Roughly 430,000 people are dual citizens of Saudi Arabia and Kuwait. (AFP/File)
More than 430,000 people carrying the dual nationalities of Kuwait and Saudi Arabia will be summoned and asked to choose only one citizenship, a Kuwaiti daily said.
“Security cooperation between Riyadh and Kuwait City has enabled security authorities in both capitals to draw up a list of 432,000 people carrying the nationalities of both countries at the same time,” a report in Kuwaiti daily Al Shahed said, quoting sources that were not identified. “Since the Kuwaiti law bans the dual citizenship, they will be summoned and asked to give up one nationality and keep only one,” the sources said in the report carried on Sunday.
Those carrying the double nationality would be called either by the Kuwaiti or Saudi authorities and asked to regularise their status, the sources added.
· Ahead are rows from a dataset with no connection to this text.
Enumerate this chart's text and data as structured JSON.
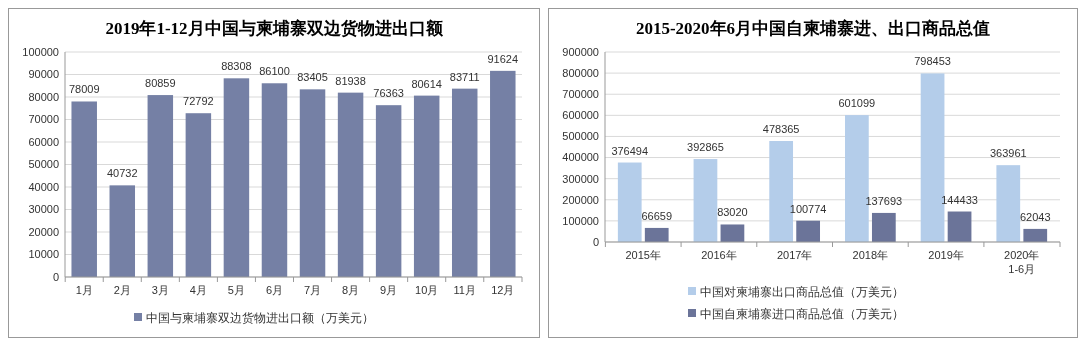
{
  "chart_data": [
    {
      "type": "bar",
      "title": "2019年1-12月中国与柬埔寨双边货物进出口额",
      "categories": [
        "1月",
        "2月",
        "3月",
        "4月",
        "5月",
        "6月",
        "7月",
        "8月",
        "9月",
        "10月",
        "11月",
        "12月"
      ],
      "series": [
        {
          "name": "中国与柬埔寨双边货物进出口额（万美元）",
          "color": "#7580a5",
          "values": [
            78009,
            40732,
            80859,
            72792,
            88308,
            86100,
            83405,
            81938,
            76363,
            80614,
            83711,
            91624
          ]
        }
      ],
      "ylim": [
        0,
        100000
      ],
      "yticks": [
        0,
        10000,
        20000,
        30000,
        40000,
        50000,
        60000,
        70000,
        80000,
        90000,
        100000
      ],
      "grid": "y",
      "legend": "bottom",
      "data_labels": true
    },
    {
      "type": "bar",
      "title": "2015-2020年6月中国自柬埔寨进、出口商品总值",
      "categories": [
        "2015年",
        "2016年",
        "2017年",
        "2018年",
        "2019年",
        "2020年\n1-6月"
      ],
      "series": [
        {
          "name": "中国对柬埔寨出口商品总值（万美元）",
          "color": "#b4cdea",
          "values": [
            376494,
            392865,
            478365,
            601099,
            798453,
            363961
          ]
        },
        {
          "name": "中国自柬埔寨进口商品总值（万美元）",
          "color": "#6b7499",
          "values": [
            66659,
            83020,
            100774,
            137693,
            144433,
            62043
          ]
        }
      ],
      "ylim": [
        0,
        900000
      ],
      "yticks": [
        0,
        100000,
        200000,
        300000,
        400000,
        500000,
        600000,
        700000,
        800000,
        900000
      ],
      "grid": "y",
      "legend": "bottom left",
      "data_labels": true
    }
  ]
}
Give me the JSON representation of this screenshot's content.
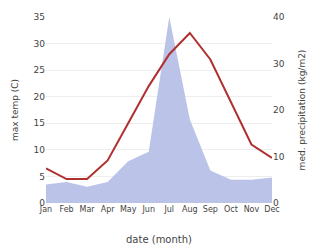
{
  "chart_data": {
    "type": "line",
    "xlabel": "date (month)",
    "ylabel": "max temp (C)",
    "y2label": "med. precipitation (kg/m2)",
    "categories": [
      "Jan",
      "Feb",
      "Mar",
      "Apr",
      "May",
      "Jun",
      "Jul",
      "Aug",
      "Sep",
      "Oct",
      "Nov",
      "Dec"
    ],
    "series": [
      {
        "type": "area",
        "color": "#bbc4e8",
        "axis": "y2",
        "values": [
          4.0,
          4.5,
          3.5,
          4.5,
          9.0,
          11.0,
          40.0,
          18.0,
          7.0,
          5.0,
          5.0,
          5.5
        ]
      },
      {
        "type": "line",
        "color": "#b03030",
        "values": [
          6.5,
          4.5,
          4.5,
          8.0,
          15.0,
          22.0,
          28.0,
          32.0,
          27.0,
          19.0,
          11.0,
          8.5
        ]
      }
    ],
    "ylim": [
      0,
      35
    ],
    "yticks": [
      0,
      5,
      10,
      15,
      20,
      25,
      30,
      35
    ],
    "y2lim": [
      0,
      40
    ],
    "y2ticks": [
      0,
      10,
      20,
      30,
      40
    ],
    "grid": true
  }
}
“It is basically a security issue for these countries and they want to address it.”
Reports in Kuwait last week said that 90,000 people were discovered to have the Saudi-Kuwaiti dual nationalities and that the authorities were working on addressing the issue as the law does not allow dual citizenship.
The dual citizenship in Kuwait has recently gained in intensity with the persistence of the issue of bidoon (stateless) residents of Kuwait who have been unable to become citizens due to the strict 1959 nationality law.
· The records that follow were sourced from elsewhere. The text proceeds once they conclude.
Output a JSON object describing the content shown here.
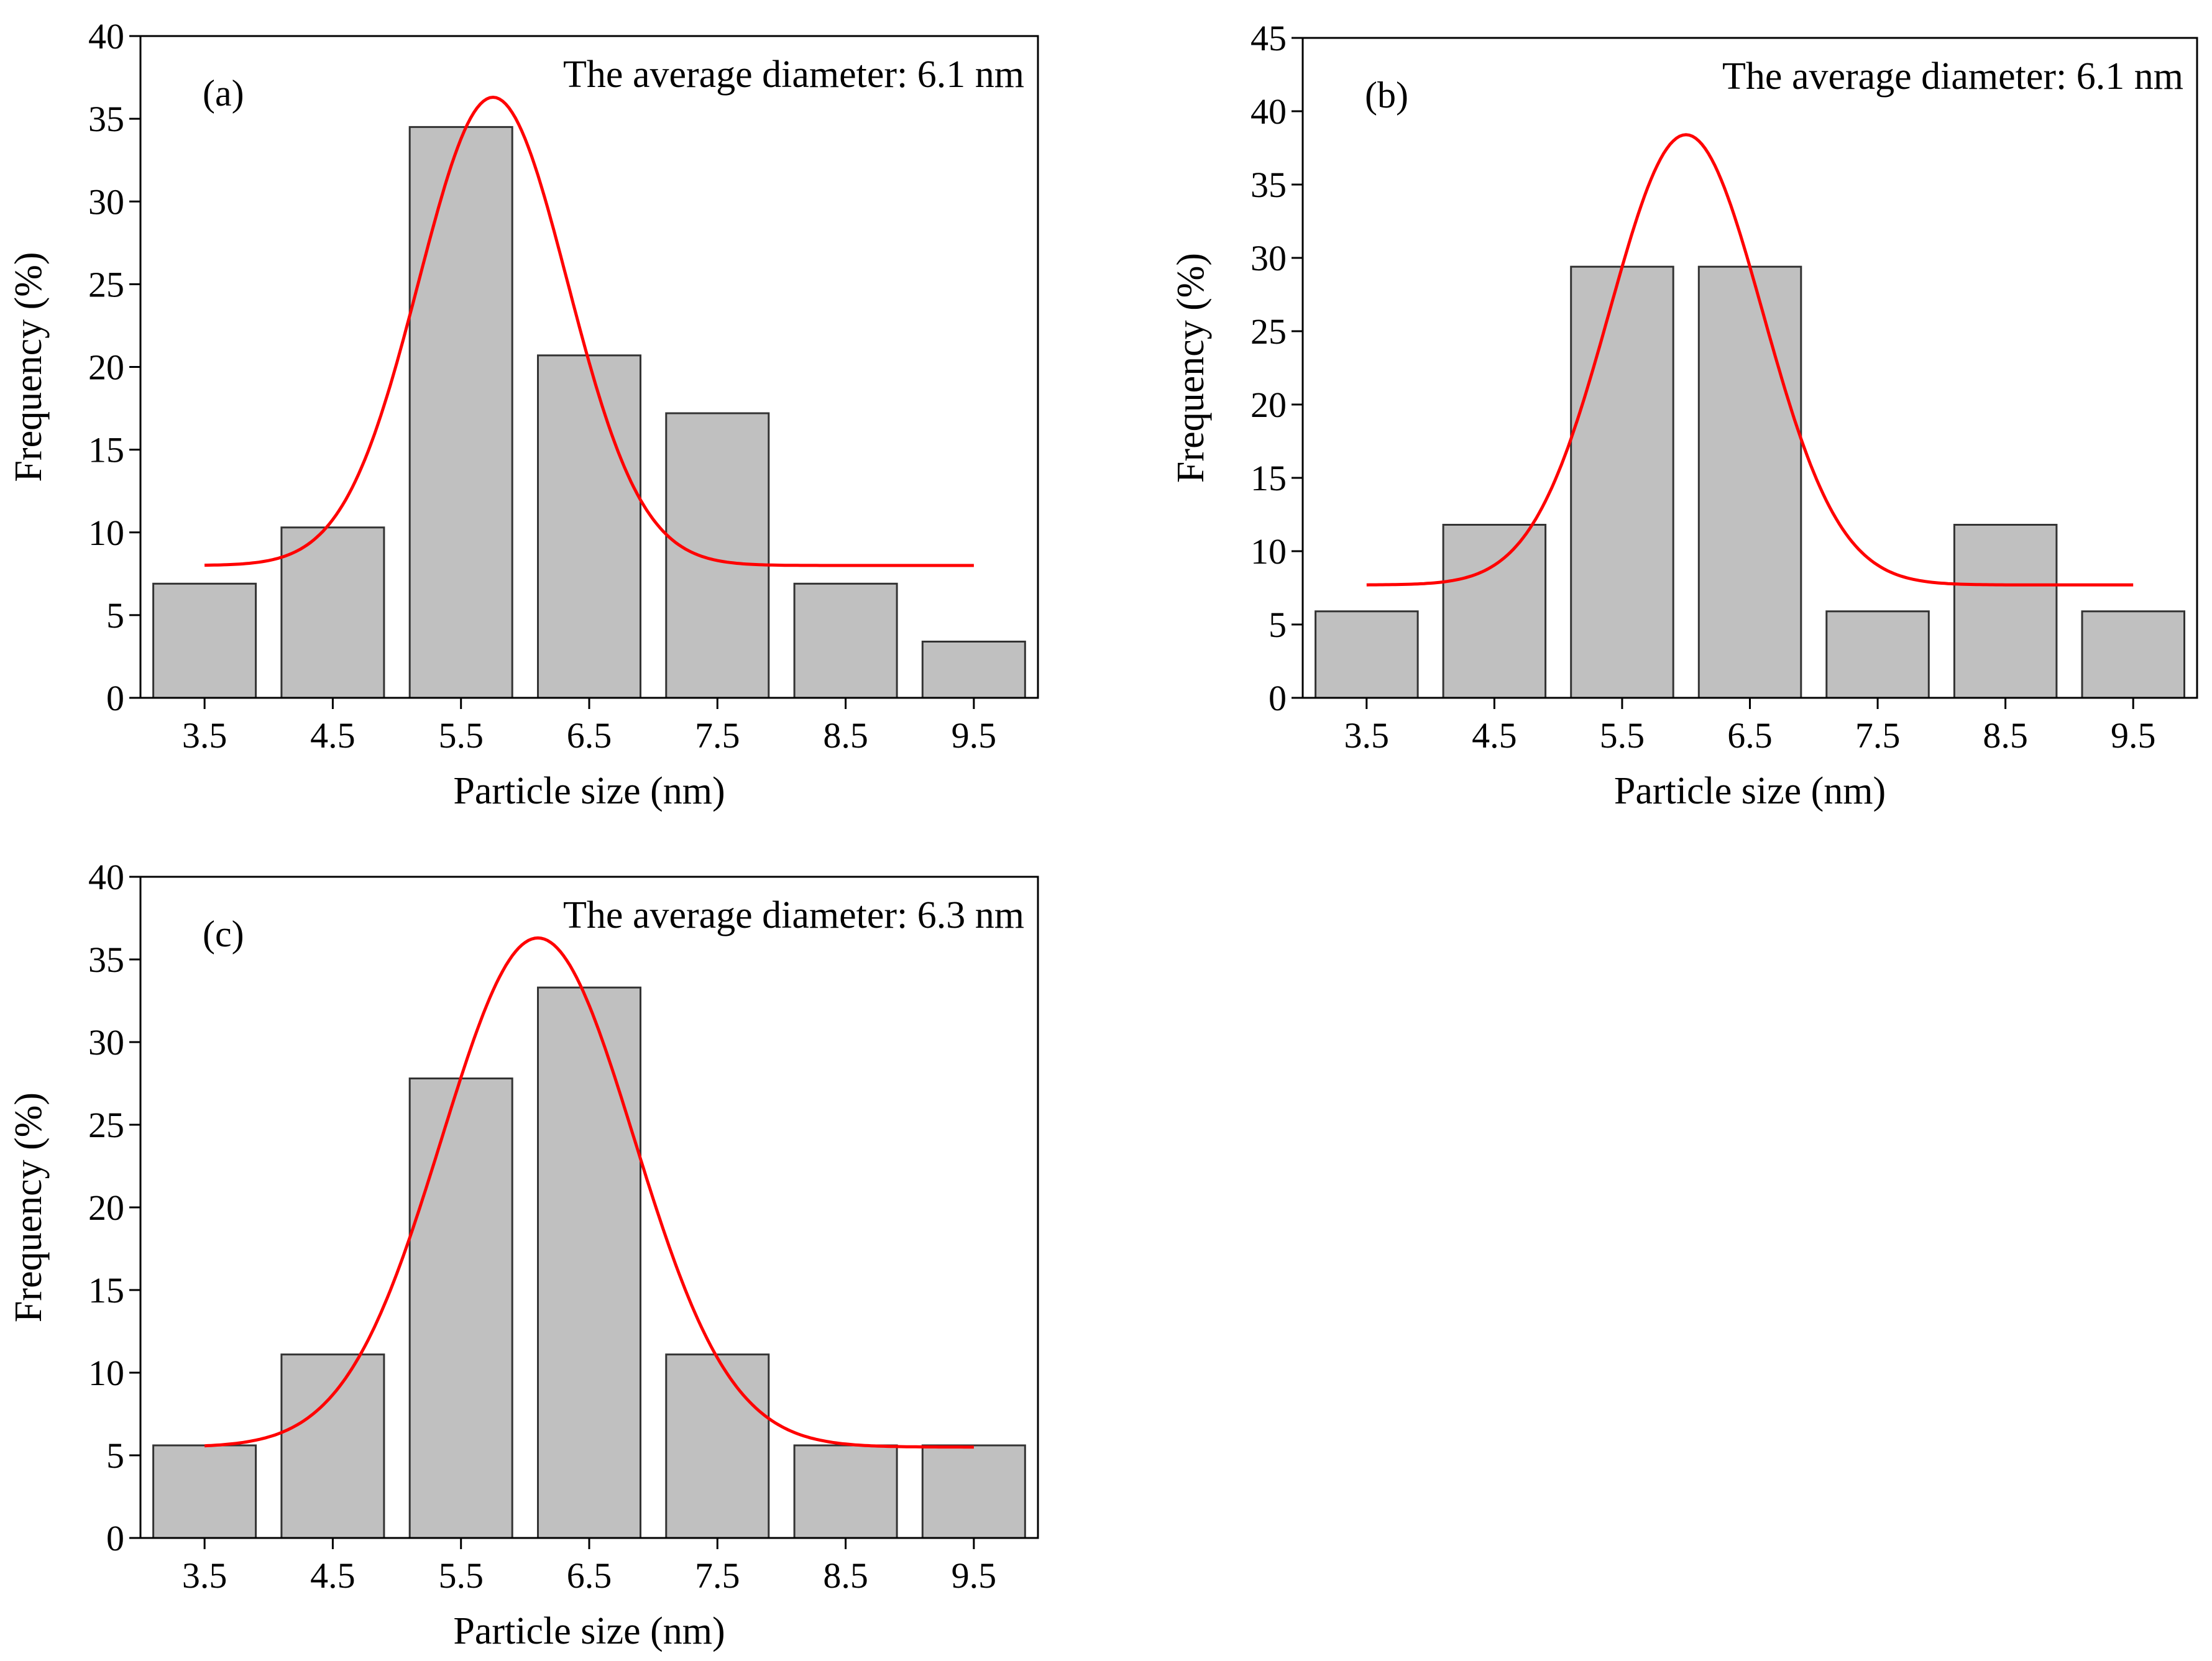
{
  "colors": {
    "bar_fill": "#c0c0c0",
    "bar_stroke": "#333333",
    "fit_line": "#ff0000",
    "axis": "#000000"
  },
  "chart_data": [
    {
      "type": "bar",
      "panel_label": "(a)",
      "annotation": "The average diameter: 6.1 nm",
      "xlabel": "Particle size (nm)",
      "ylabel": "Frequency (%)",
      "categories": [
        "3.5",
        "4.5",
        "5.5",
        "6.5",
        "7.5",
        "8.5",
        "9.5"
      ],
      "values": [
        6.9,
        10.3,
        34.5,
        20.7,
        17.2,
        6.9,
        3.4
      ],
      "ylim": [
        0,
        40
      ],
      "yticks": [
        "0",
        "5",
        "10",
        "15",
        "20",
        "25",
        "30",
        "35",
        "40"
      ],
      "grid": false,
      "fit_curve": {
        "type": "gaussian",
        "baseline": 8.0,
        "amplitude": 28.3,
        "center": 5.75,
        "sigma": 0.58,
        "x_range": [
          3.5,
          9.5
        ]
      }
    },
    {
      "type": "bar",
      "panel_label": "(b)",
      "annotation": "The average diameter: 6.1 nm",
      "xlabel": "Particle size (nm)",
      "ylabel": "Frequency (%)",
      "categories": [
        "3.5",
        "4.5",
        "5.5",
        "6.5",
        "7.5",
        "8.5",
        "9.5"
      ],
      "values": [
        5.9,
        11.8,
        29.4,
        29.4,
        5.9,
        11.8,
        5.9
      ],
      "ylim": [
        0,
        45
      ],
      "yticks": [
        "0",
        "5",
        "10",
        "15",
        "20",
        "25",
        "30",
        "35",
        "40",
        "45"
      ],
      "grid": false,
      "fit_curve": {
        "type": "gaussian",
        "baseline": 7.7,
        "amplitude": 30.7,
        "center": 6.0,
        "sigma": 0.6,
        "x_range": [
          3.5,
          9.5
        ]
      }
    },
    {
      "type": "bar",
      "panel_label": "(c)",
      "annotation": "The average diameter: 6.3 nm",
      "xlabel": "Particle size (nm)",
      "ylabel": "Frequency (%)",
      "categories": [
        "3.5",
        "4.5",
        "5.5",
        "6.5",
        "7.5",
        "8.5",
        "9.5"
      ],
      "values": [
        5.6,
        11.1,
        27.8,
        33.3,
        11.1,
        5.6,
        5.6
      ],
      "ylim": [
        0,
        40
      ],
      "yticks": [
        "0",
        "5",
        "10",
        "15",
        "20",
        "25",
        "30",
        "35",
        "40"
      ],
      "grid": false,
      "fit_curve": {
        "type": "gaussian",
        "baseline": 5.5,
        "amplitude": 30.8,
        "center": 6.1,
        "sigma": 0.75,
        "x_range": [
          3.5,
          9.5
        ]
      }
    }
  ]
}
The term “bidoon” is also used to refer to foreigners who migrated to Kuwait mainly during the oil boom of the 1960s and 1970s, without passports or whose passports had expired. It can also refer to those who concealed their nationality in order to remain in Kuwait.
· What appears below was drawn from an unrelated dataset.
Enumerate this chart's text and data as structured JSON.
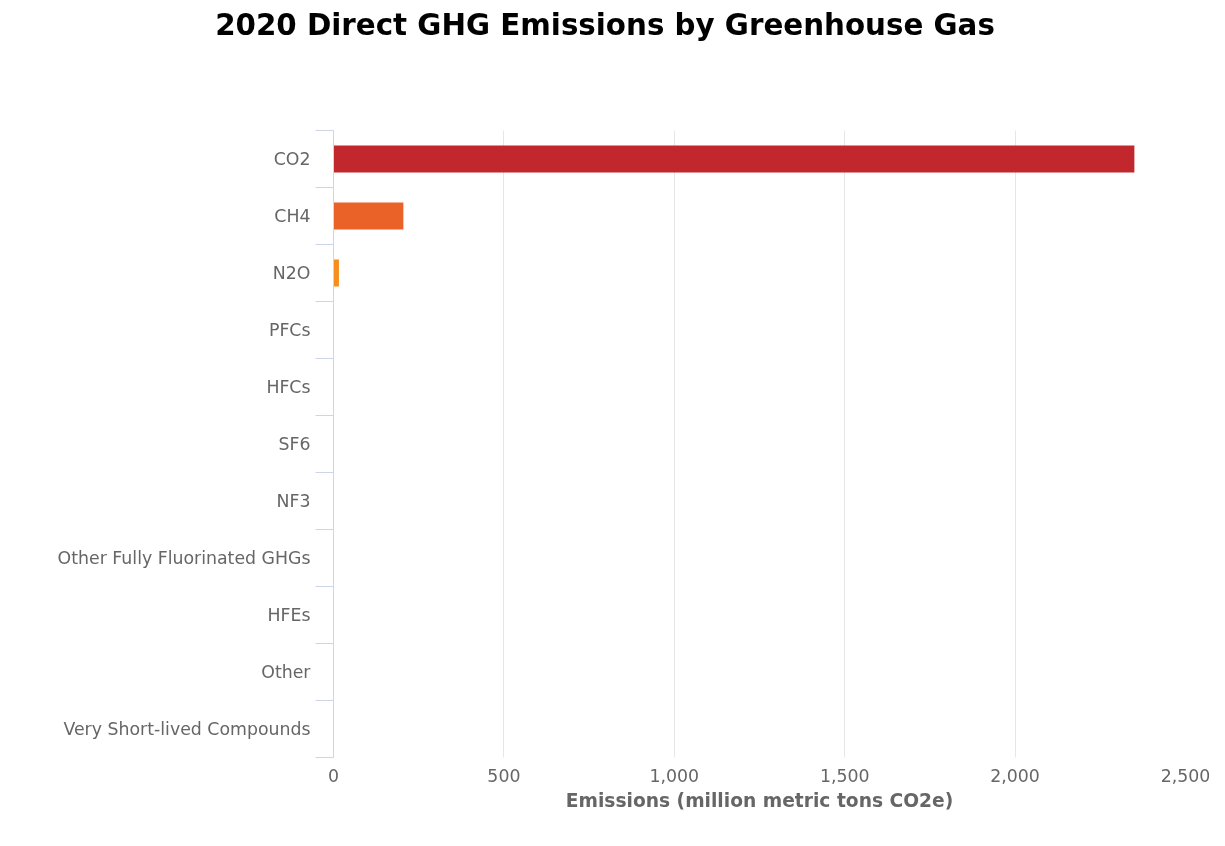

Most statistics place their number at 110,000 and their status has often been at the centre of disagreements in the Kuwaiti establishment and among Kuwaitis, with many calling for granting them more rights, including citizenship, while others see them as “illegal residents” who must not be given official documents.
State officials say the Bidoons cannot be given the Kuwaiti citizenship on the grounds that they were citizens of other countries or that the ancestors of many of them came from neighbouring countries and were not entitled to the nationality.
In April 2012, a scheme that enables bidoons to be granted five-year residence permits was announced by authorities.
Under the scheme, those who wish to benefit from the new options will have to regularise their status by producing the passport of their country of origin.
The new status allows those above 21 years of age to sponsor themselves for the next five years.
Those who are below 21 can be granted a five-year residence visa as family members.
Beneficiaries of the scheme do not pay fees for the duration of their permits and are handed special cards that guarantee them free health and education services.